Rubio, im Aufstieg nach dem europäischen Applaus
Die Kommentare von Trump kommen nur wenige Tage, nachdem Rubio mit Applaus und stehenden Ovationen vom Publikum bei der Sicherheitskonferenz in Deutschland empfangen wurde, ein ungewöhnliches Zeichen für einen Vertreter der Trump-Administration in einem europäischen Forum.
Die Veranstaltung markierte einen symbolischen Moment für Rubio, der eine Rede hielt, die reich an historischen Verweisen war und eine Botschaft der „Erneuerung“ der transatlantischen Allianz vermittelte. Gleichzeitig äußerte er jedoch auch Kritik an dem, was er die alte globale Ordnung nannte, und stellte die Politiken des Freihandels, der Migration und des Klimawandels in Frage.
Rubio verteidigte, dass die Vereinigten Staaten nicht daran interessiert sind, sich von Europa zu trennen, sondern vielmehr eine alte Freundschaft „wiederbeleben“ wollen, und sprach von einem „unvermeidlichen neuen Ordnung“ auf der Weltbühne.
Im Auditorium wurde seine Botschaft mit Interesse und häufigem Applaus aufgenommen, was das Bild von Rubio als eines der sichtbarsten Gesichter der amerikanischen Außenpolitik unter Trump festigte.

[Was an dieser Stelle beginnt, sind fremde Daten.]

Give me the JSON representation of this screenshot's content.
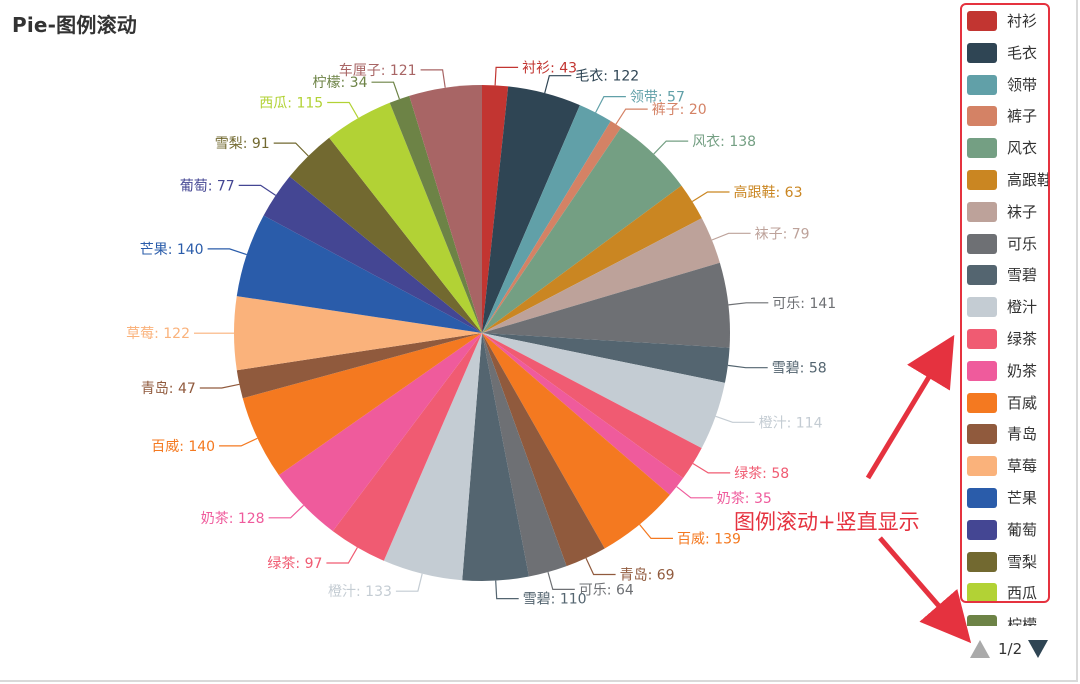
{
  "title": "Pie-图例滚动",
  "annotation": "图例滚动+竖直显示",
  "pager": {
    "text": "1/2"
  },
  "legend": {
    "items": [
      {
        "label": "衬衫",
        "color": "#c23531"
      },
      {
        "label": "毛衣",
        "color": "#2f4554"
      },
      {
        "label": "领带",
        "color": "#61a0a8"
      },
      {
        "label": "裤子",
        "color": "#d48265"
      },
      {
        "label": "风衣",
        "color": "#749f83"
      },
      {
        "label": "高跟鞋",
        "color": "#ca8622"
      },
      {
        "label": "袜子",
        "color": "#bda29a"
      },
      {
        "label": "可乐",
        "color": "#6e7074"
      },
      {
        "label": "雪碧",
        "color": "#546570"
      },
      {
        "label": "橙汁",
        "color": "#c4ccd3"
      },
      {
        "label": "绿茶",
        "color": "#f05b72"
      },
      {
        "label": "奶茶",
        "color": "#ef5b9c"
      },
      {
        "label": "百威",
        "color": "#f47920"
      },
      {
        "label": "青岛",
        "color": "#905a3d"
      },
      {
        "label": "草莓",
        "color": "#fab27b"
      },
      {
        "label": "芒果",
        "color": "#2a5caa"
      },
      {
        "label": "葡萄",
        "color": "#444693"
      },
      {
        "label": "雪梨",
        "color": "#726930"
      },
      {
        "label": "西瓜",
        "color": "#b2d235"
      },
      {
        "label": "柠檬",
        "color": "#6d8346"
      }
    ]
  },
  "chart_data": {
    "type": "pie",
    "legend_position": "right",
    "slices": [
      {
        "name": "衬衫",
        "value": 43,
        "color": "#c23531"
      },
      {
        "name": "毛衣",
        "value": 122,
        "color": "#2f4554"
      },
      {
        "name": "领带",
        "value": 57,
        "color": "#61a0a8"
      },
      {
        "name": "裤子",
        "value": 20,
        "color": "#d48265"
      },
      {
        "name": "风衣",
        "value": 138,
        "color": "#749f83"
      },
      {
        "name": "高跟鞋",
        "value": 63,
        "color": "#ca8622"
      },
      {
        "name": "袜子",
        "value": 79,
        "color": "#bda29a"
      },
      {
        "name": "可乐",
        "value": 141,
        "color": "#6e7074"
      },
      {
        "name": "雪碧",
        "value": 58,
        "color": "#546570"
      },
      {
        "name": "橙汁",
        "value": 114,
        "color": "#c4ccd3"
      },
      {
        "name": "绿茶",
        "value": 58,
        "color": "#f05b72"
      },
      {
        "name": "奶茶",
        "value": 35,
        "color": "#ef5b9c"
      },
      {
        "name": "百威",
        "value": 139,
        "color": "#f47920"
      },
      {
        "name": "青岛",
        "value": 69,
        "color": "#905a3d"
      },
      {
        "name": "可乐",
        "value": 64,
        "color": "#6e7074"
      },
      {
        "name": "雪碧",
        "value": 110,
        "color": "#546570"
      },
      {
        "name": "橙汁",
        "value": 133,
        "color": "#c4ccd3"
      },
      {
        "name": "绿茶",
        "value": 97,
        "color": "#f05b72"
      },
      {
        "name": "奶茶",
        "value": 128,
        "color": "#ef5b9c"
      },
      {
        "name": "百威",
        "value": 140,
        "color": "#f47920"
      },
      {
        "name": "青岛",
        "value": 47,
        "color": "#905a3d"
      },
      {
        "name": "草莓",
        "value": 122,
        "color": "#fab27b"
      },
      {
        "name": "芒果",
        "value": 140,
        "color": "#2a5caa"
      },
      {
        "name": "葡萄",
        "value": 77,
        "color": "#444693"
      },
      {
        "name": "雪梨",
        "value": 91,
        "color": "#726930"
      },
      {
        "name": "西瓜",
        "value": 115,
        "color": "#b2d235"
      },
      {
        "name": "柠檬",
        "value": 34,
        "color": "#6d8346"
      },
      {
        "name": "车厘子",
        "value": 121,
        "color": "#a86565"
      }
    ]
  }
}
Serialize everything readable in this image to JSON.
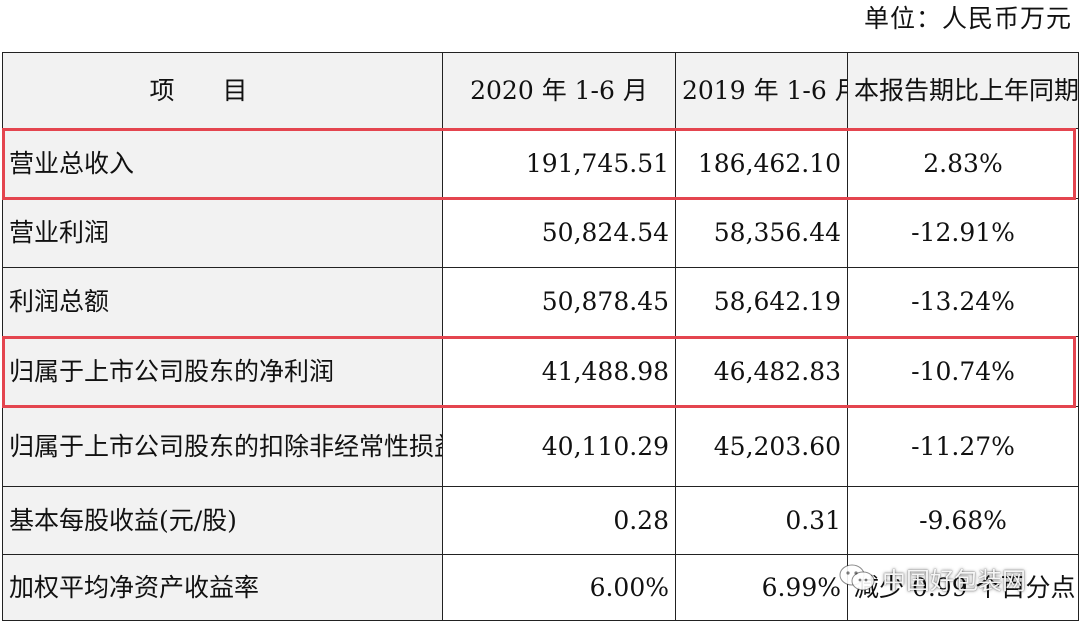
{
  "unit_label": "单位：人民币万元",
  "columns": {
    "item": "项目",
    "y2020": "2020 年 1-6 月",
    "y2019": "2019 年 1-6 月",
    "change": "本报告期比上年同期增减"
  },
  "rows": [
    {
      "item": "营业总收入",
      "y2020": "191,745.51",
      "y2019": "186,462.10",
      "change": "2.83%",
      "highlighted": true
    },
    {
      "item": "营业利润",
      "y2020": "50,824.54",
      "y2019": "58,356.44",
      "change": "-12.91%",
      "highlighted": false
    },
    {
      "item": "利润总额",
      "y2020": "50,878.45",
      "y2019": "58,642.19",
      "change": "-13.24%",
      "highlighted": false
    },
    {
      "item": "归属于上市公司股东的净利润",
      "y2020": "41,488.98",
      "y2019": "46,482.83",
      "change": "-10.74%",
      "highlighted": true
    },
    {
      "item": "归属于上市公司股东的扣除非经常性损益净利润",
      "y2020": "40,110.29",
      "y2019": "45,203.60",
      "change": "-11.27%",
      "highlighted": false
    },
    {
      "item": "基本每股收益(元/股)",
      "y2020": "0.28",
      "y2019": "0.31",
      "change": "-9.68%",
      "highlighted": false
    },
    {
      "item": "加权平均净资产收益率",
      "y2020": "6.00%",
      "y2019": "6.99%",
      "change": "减少 0.99 个百分点",
      "highlighted": false
    }
  ],
  "watermark": {
    "text": "中国好包装网",
    "icon": "wechat-logo-icon"
  },
  "colors": {
    "highlight": "#e4454f",
    "label_bg": "#f2f2f2",
    "border": "#222222"
  }
}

Trump hatte ihn bereits als möglichen Präsidentschaftskandidaten erwähnt
Es ist nicht das erste Mal, dass Trump Rubio in der Öffentlichkeit lobt. Erst am Montag, während eines Austauschs mit Journalisten an Bord des Air Force One, wurde der Präsident gefragt, ob er den Außenminister als Präsidentschaftskandidaten für 2028 unterstützen würde.
Trump vermied es, sich festzulegen, schloss jedoch die Tür nicht und machte deutlich, dass Rubio auf seinem Radar ist.
„JD ist fantastisch und Marco auch. Beide sind fantastisch. Und ich glaube, Marco hat einen großartigen Job in München gemacht“, sagte er.
Die Worte nährten Spekulationen über die politische Zukunft des kubanisch-amerikanischen Politikers, der innerhalb des Trumpismus an Bedeutung gewonnen hat und zunehmend als starke Figur für die republikanische Nachfolge erscheint, obwohl Vizepräsident JD Vance nach wie vor als der natürliche Erbe der Bewegung gilt.